Desviando
- Bruno César Vieira
- 21 de fev. de 2013
- 3 min de leitura
Atualizado: 19 de fev.
Ela não queria falar com seu vizinho.
Essa repulsa não fazia muito sentido. Ele era um bom amigo; desde a infância, andavam e brincavam juntos. Mas parece que, quanto mais velho você fica, menos paciência e vontade de falar com alguém você tem.
A arte de fugir de falar com alguém deve ser algo antigo. Claro que, hoje em dia, era muito mais fácil: basta pegar o celular e fingir que está conversando ou digitando alguma mensagem, e pronto, você se livrou de falar com aquela pessoa. A garota às vezes pensava na época de seu pai, ou até antes, quando não havia celular. Provavelmente, ele usava jornal. Seu pai sempre anda com um jornal nas mãos.
Talvez seja por isso que ele tenha uma facilidade inacreditável de falar com as pessoas e, acima de tudo, de as pessoas gostarem de falar com ele. Pegar o elevador do prédio sem ele era praticamente uma tortura, e sempre aparecia alguém falando sobre o clima.
Mas aquela situação específica era complicada. A garota estava indo para o trabalho e, quando estava chegando perto da estação, avistou o vizinho. Ele não era chato nem nada, mas ela simplesmente não queria falar com ele naquele momento. Isso exigiria muita atenção e improvisação de um discurso que provavelmente ambos se enjoariam rapidamente. E falar sobre o clima era tão broxante que já fazia parte do protocolo social que esse tipo de tópico deve ser levantado apenas no elevador.
Ela sabia que estava fazendo um favor para ambos. Em plena primeira hora do amanhecer, ninguém quer falar com ninguém, e a paciência era pouca para todo mundo. Na verdade, essa convicção ia se esvaindo a cada vez que ela fazia isso com alguém. No final das contas, o que a pessoa fez de tão ruim para não receber um simples "oi"?
Tudo isso começa com aquele cumprimento frio que você dá para seu vizinho. Logo em seguida, você começa apenas acenando com a cabeça ou com as mãos, e no outro dia, vocês nem se olham mais na cara. Mas, mesmo assim, caso se encontrem em algum lugar por um tempo considerável, terão que conversar. Protocolo social.

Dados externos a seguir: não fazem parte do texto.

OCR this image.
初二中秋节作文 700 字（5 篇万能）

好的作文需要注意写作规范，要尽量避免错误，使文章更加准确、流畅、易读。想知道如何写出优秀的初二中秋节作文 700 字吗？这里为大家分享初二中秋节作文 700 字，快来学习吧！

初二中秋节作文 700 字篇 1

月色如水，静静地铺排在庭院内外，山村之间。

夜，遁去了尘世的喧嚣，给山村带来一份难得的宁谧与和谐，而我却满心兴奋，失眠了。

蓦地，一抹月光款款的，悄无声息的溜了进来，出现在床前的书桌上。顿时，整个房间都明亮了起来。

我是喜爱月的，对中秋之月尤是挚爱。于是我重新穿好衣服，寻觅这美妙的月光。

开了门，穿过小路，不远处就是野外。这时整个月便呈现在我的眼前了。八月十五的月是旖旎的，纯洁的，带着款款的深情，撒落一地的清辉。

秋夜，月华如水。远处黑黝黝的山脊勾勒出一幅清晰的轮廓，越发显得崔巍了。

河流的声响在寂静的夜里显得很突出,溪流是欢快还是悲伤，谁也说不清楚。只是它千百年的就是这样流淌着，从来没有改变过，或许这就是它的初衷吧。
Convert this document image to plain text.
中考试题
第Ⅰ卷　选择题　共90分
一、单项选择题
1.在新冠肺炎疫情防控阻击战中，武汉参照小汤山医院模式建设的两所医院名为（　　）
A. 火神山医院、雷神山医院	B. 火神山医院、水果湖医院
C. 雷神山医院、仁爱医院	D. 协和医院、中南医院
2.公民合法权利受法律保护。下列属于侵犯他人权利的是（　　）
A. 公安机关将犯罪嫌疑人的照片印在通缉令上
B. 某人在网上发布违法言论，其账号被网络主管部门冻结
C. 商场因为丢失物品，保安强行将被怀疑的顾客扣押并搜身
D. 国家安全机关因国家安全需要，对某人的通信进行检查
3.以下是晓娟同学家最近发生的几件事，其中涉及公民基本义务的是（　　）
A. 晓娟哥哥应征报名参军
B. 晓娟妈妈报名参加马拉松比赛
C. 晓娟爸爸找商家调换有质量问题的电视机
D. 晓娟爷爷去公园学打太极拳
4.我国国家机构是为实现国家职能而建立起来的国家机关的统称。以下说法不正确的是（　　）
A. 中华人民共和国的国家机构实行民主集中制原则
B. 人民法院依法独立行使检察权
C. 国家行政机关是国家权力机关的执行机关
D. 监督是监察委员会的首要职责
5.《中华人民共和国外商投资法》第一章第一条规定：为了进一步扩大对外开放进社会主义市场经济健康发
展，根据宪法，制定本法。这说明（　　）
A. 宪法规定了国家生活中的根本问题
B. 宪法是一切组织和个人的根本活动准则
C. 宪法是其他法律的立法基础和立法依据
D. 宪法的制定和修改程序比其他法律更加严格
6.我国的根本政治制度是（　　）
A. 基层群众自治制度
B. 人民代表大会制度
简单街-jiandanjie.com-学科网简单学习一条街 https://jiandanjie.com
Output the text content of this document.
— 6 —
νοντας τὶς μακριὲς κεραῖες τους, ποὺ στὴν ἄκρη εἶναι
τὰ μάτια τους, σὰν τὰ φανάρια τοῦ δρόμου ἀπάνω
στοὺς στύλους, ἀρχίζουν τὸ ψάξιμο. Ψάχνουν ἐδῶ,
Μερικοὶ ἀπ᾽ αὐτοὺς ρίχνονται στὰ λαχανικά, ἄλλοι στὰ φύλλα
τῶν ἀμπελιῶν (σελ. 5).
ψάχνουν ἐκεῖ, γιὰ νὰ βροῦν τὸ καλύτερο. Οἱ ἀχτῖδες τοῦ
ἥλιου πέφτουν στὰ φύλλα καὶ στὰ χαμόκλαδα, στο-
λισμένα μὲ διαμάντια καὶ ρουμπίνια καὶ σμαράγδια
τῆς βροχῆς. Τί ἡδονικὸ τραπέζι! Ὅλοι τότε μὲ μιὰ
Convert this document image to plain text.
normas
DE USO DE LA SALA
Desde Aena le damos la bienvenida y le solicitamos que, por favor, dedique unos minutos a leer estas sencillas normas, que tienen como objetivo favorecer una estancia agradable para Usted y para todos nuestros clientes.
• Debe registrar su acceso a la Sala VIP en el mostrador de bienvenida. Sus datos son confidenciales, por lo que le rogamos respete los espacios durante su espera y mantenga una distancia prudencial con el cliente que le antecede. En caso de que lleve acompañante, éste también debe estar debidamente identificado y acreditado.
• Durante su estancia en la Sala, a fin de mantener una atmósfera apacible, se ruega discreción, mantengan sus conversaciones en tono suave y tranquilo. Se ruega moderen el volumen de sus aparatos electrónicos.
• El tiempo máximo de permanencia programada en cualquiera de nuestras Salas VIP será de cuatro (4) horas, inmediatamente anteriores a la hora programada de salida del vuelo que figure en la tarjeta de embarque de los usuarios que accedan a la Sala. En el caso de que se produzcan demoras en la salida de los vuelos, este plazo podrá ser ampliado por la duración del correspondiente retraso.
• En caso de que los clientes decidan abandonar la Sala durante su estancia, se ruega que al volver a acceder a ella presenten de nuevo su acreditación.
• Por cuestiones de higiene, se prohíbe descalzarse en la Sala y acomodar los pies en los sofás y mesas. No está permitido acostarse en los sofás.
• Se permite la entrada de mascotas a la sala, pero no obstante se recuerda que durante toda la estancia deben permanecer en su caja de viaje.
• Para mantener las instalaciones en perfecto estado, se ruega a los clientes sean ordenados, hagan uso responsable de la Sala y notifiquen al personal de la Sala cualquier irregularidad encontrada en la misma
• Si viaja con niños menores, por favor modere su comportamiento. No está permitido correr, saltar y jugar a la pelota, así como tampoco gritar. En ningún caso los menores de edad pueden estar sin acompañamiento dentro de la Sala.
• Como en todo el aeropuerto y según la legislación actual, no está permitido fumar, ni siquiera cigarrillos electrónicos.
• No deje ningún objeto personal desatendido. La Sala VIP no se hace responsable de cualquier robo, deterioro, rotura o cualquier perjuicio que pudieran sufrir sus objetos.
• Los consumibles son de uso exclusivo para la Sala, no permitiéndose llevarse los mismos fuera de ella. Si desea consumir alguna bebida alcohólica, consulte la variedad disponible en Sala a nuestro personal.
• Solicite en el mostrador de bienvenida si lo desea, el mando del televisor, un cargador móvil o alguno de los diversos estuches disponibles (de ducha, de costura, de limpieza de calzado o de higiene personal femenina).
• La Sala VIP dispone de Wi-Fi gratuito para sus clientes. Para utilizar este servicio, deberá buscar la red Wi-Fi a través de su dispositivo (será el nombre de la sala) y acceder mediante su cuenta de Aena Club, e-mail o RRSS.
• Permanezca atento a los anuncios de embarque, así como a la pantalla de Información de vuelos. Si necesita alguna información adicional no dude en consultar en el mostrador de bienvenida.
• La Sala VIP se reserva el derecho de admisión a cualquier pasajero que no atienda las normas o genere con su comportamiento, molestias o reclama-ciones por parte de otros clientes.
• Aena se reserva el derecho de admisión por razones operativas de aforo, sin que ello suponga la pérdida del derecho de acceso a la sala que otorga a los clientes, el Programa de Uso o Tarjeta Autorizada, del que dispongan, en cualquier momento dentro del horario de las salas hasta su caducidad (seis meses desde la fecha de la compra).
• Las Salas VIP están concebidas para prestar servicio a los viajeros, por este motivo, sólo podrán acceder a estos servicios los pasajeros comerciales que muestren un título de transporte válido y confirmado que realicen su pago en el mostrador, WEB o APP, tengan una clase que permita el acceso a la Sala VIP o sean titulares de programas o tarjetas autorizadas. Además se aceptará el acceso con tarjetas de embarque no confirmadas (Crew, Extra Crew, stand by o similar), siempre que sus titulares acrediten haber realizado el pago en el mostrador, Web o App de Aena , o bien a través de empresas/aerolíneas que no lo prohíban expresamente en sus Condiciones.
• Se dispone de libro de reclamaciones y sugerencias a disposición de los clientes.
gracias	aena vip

Ela não queria pegar o celular, apesar de ser uma boa tática. Sempre era meio forçada. Ela sempre odiou quando estava falando com alguém e essa pessoa pegava o celular, começava a mexer nele e simplesmente parava de prestar atenção no que estava sendo dito. Em situações como a que está acontecendo agora, isso piora exponencialmente, no sentido de que todo mundo, um dia na sua vida, já fingiu não ver alguém, e todos sabem exatamente o que o ato de pegar o celular significa.
A cada passo, a sentença ia se aproximando, e não importa o quanto desviasse o olhar, uma hora ou outra eles iriam se encarar, e depois disso não teria mais jeito nenhum. E agora já era tarde demais para voltar no caminho ou se esconder atrás de uma moita ou uma árvore.
Ela chega à fila e tenta se esconder atrás do cara gordo que ali estava. Com sorte, seu vizinho nem ia reparar nela, e tudo continuaria com seu rumo. Tudo melhora quando seu celular toca. Além de estar escondida, ela estaria ocupada demais para falar com ele agora, e não estaria mentindo.
-Alô?
-Oi, vizinha... Tô aqui na fila do ônibus, alguns lugares na frente. Corta fila e vem aqui, faz tempo que não te vejo!
-Sério? Nem te vi... Tô indo aí.
Ela desliga o celular e anda na direção do vizinho, desanimada.